In this article, we proposed a novel data-driven weighting scheme for family-based two-stage association studies. This scheme improves the exponential weighting method of Ionita-Laza *et al*^{2} by allowing different weights for SNPs in the same group. Our simulation studies show that the proposed weighting scheme is consistently more powerful than the top *R* method with the optimal value of *R* and the exponential weighting scheme with the optimal value of *r*_{1} in all the cases that we considered in the simulation studies.

The innovation of our new scheme is that it uses the between-family information to calculate marker-specific weights. In contrast, the classical top *R* and exponential weighting approaches only use the between-family information to rank the SNPs. Our proposed weighting scheme is not only applicable to two-stage family-based association studies, but also to other two-stage approaches as long as the statistics used in the two stages are independent or orthogonal. For example, Chung *et al*^{18} analyzed the orthogonal property between some linkage statistics and family-based association statistics. Our weighting scheme can be applied to a two-stage approach in which the first stage is a linkage test and the second stage is a family-based association test and the two tests are independent or orthogonal.

One thing to be mentioned is that when we performed the power comparison, our proposed method used a constant value for parameter *k*_{1} (*k*_{1}=20), and the top *R* method and exponential weighting method used the optimal value of *R* and *r*_{1}, respectively. In practice, it is difficult to know the optimal values for *R* or *r*_{1}. The optimal value of *R* or *r*_{1} depends on multiple factors, for example, pedigree structure, marker LD, heritability, and so on. The optimal value is small in the absence of LD between SNPs. In the presence of LD, the optimal value of *R* or *r*_{1} could be much larger. To evaluate the effect of parameter *k*_{1} in our proposed method, we have conducted simulation studies for *k*_{1}=1, 5, 10, 20, 50, and 100. The simulation studies (results are not shown) showed that the results of our proposed method are very similar for different values of *k*_{1}, which means that our proposed method is relatively robust to different choices of *k*_{1}.

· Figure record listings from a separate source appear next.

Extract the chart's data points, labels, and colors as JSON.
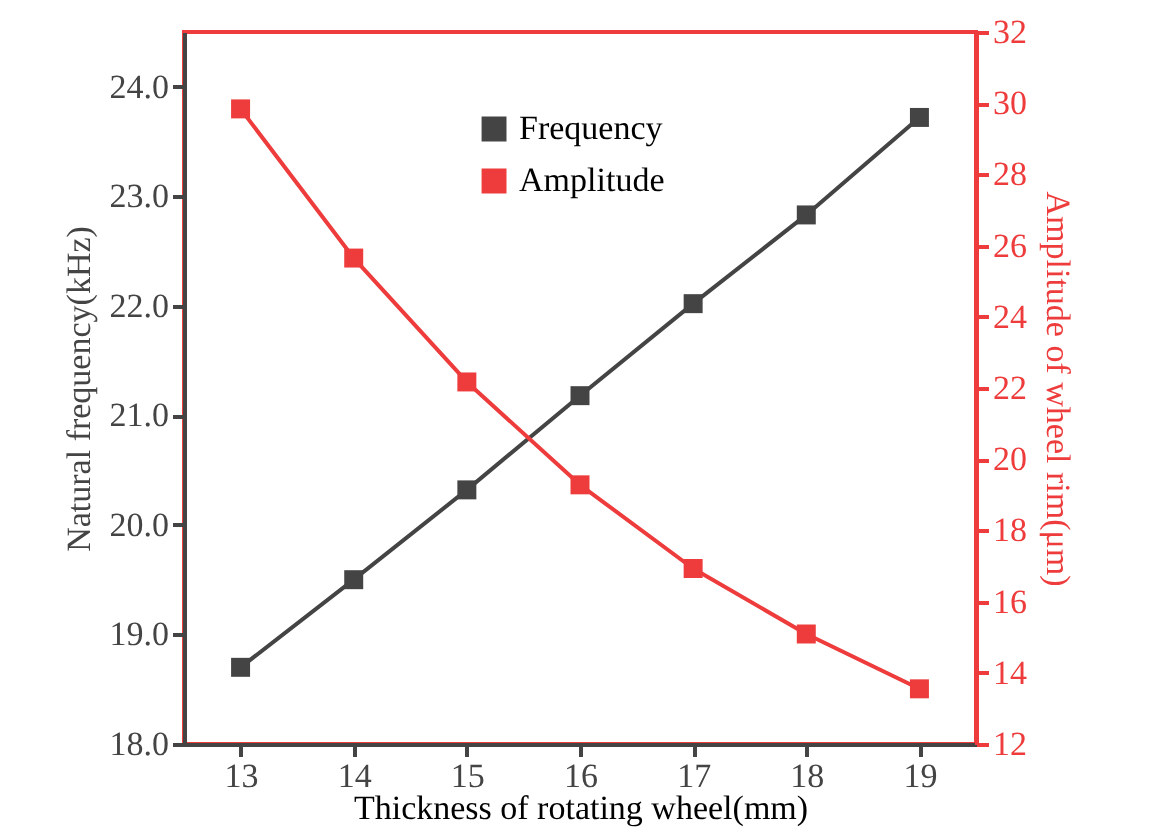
{
  "chart_data": {
    "type": "line",
    "xlabel": "Thickness of rotating wheel(mm)",
    "ylabel": "Natural frequency(kHz)",
    "y2label": "Amplitude of wheel rim(μm)",
    "x": [
      13,
      14,
      15,
      16,
      17,
      18,
      19
    ],
    "series": [
      {
        "name": "Frequency",
        "color": "#444444",
        "values": [
          18.7,
          19.5,
          20.32,
          21.18,
          22.02,
          22.83,
          23.72
        ]
      },
      {
        "name": "Amplitude",
        "color": "#ee3b3b",
        "axis": "y2",
        "values": [
          29.84,
          25.65,
          22.17,
          19.28,
          16.93,
          15.09,
          13.55
        ]
      }
    ],
    "xlim": [
      12.5,
      19.5
    ],
    "xticks": [
      13,
      14,
      15,
      16,
      17,
      18,
      19
    ],
    "ylim": [
      18,
      24.5
    ],
    "yticks": [
      {
        "value": 18,
        "label": "18.0"
      },
      {
        "value": 19,
        "label": "19.0"
      },
      {
        "value": 20,
        "label": "20.0"
      },
      {
        "value": 21,
        "label": "21.0"
      },
      {
        "value": 22,
        "label": "22.0"
      },
      {
        "value": 23,
        "label": "23.0"
      },
      {
        "value": 24,
        "label": "24.0"
      }
    ],
    "y2lim": [
      12,
      32
    ],
    "y2ticks": [
      12,
      14,
      16,
      18,
      20,
      22,
      24,
      26,
      28,
      30,
      32
    ],
    "legend": "top right",
    "marker": "square",
    "line_style": "solid",
    "grid": false
  }
}
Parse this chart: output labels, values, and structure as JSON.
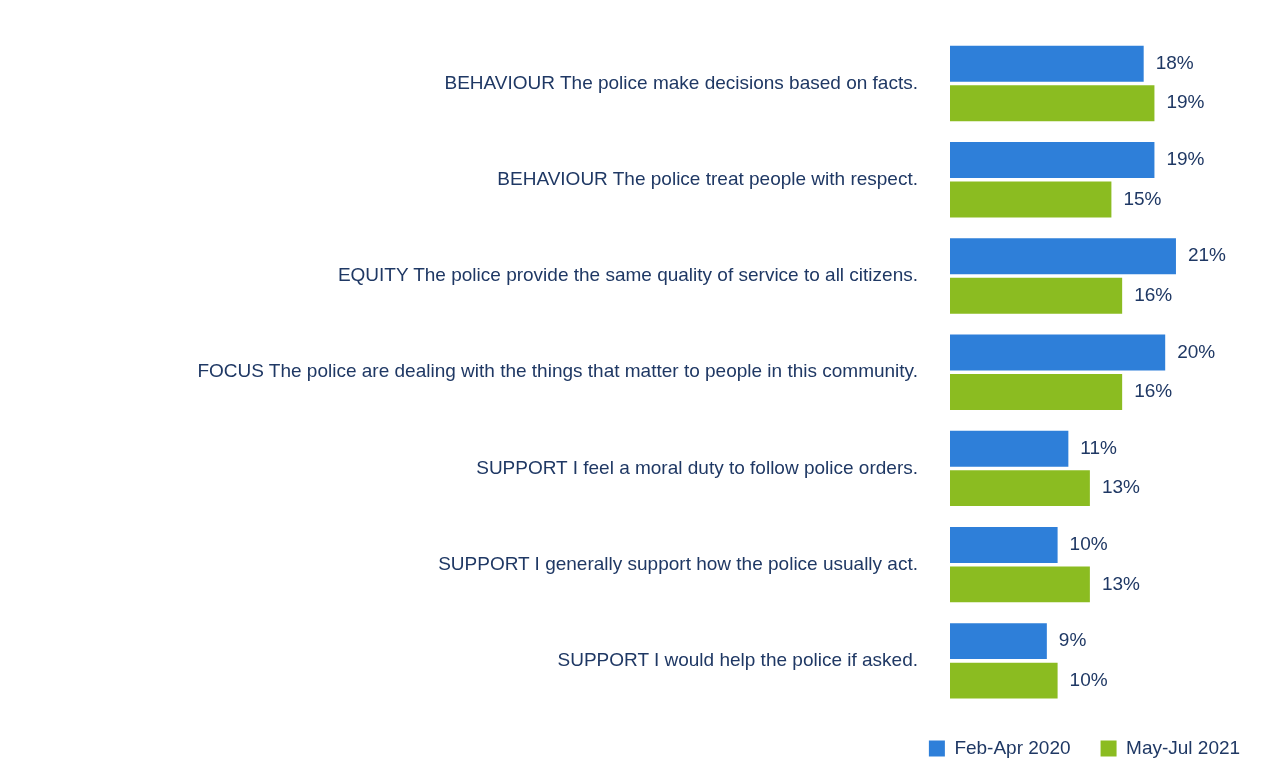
{
  "chart_data": {
    "type": "bar",
    "orientation": "horizontal",
    "categories": [
      "BEHAVIOUR The police make decisions based on facts.",
      "BEHAVIOUR The police treat people with respect.",
      "EQUITY The police provide the same quality of service to all citizens.",
      "FOCUS The police are dealing with the things that matter to people in this community.",
      "SUPPORT I feel a moral duty to follow police orders.",
      "SUPPORT I generally support how the police usually act.",
      "SUPPORT I would help the police if asked."
    ],
    "series": [
      {
        "name": "Feb-Apr 2020",
        "color": "#2e7fd9",
        "values": [
          18,
          19,
          21,
          20,
          11,
          10,
          9
        ],
        "value_labels": [
          "18%",
          "19%",
          "21%",
          "20%",
          "11%",
          "10%",
          "9%"
        ]
      },
      {
        "name": "May-Jul 2021",
        "color": "#8bbc21",
        "values": [
          19,
          15,
          16,
          16,
          13,
          13,
          10
        ],
        "value_labels": [
          "19%",
          "15%",
          "16%",
          "16%",
          "13%",
          "13%",
          "10%"
        ]
      }
    ],
    "legend": "bottom"
  }
}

In this study, we assumed consistent genetic effects across all ages. We realize that this assumption may not be true for some diseases, for example, childhood asthma *versus* adult asthma, childhood obesity *versus* adult obesity (see Lasky-Su *et al*^{19}). For the diseases in which the genetic effects are age dependent, we may need to incorporate age of onset into association tests. However, further analysis on how to incorporate age of onset into testing is needed.

This work was supported by National Institute of Health Grants R01 GM069940 and the Overseas-Returned Scholars Foundation of Department of Education of Heilongjiang Province (1152HZ01).

The authors declare no conflict of interest.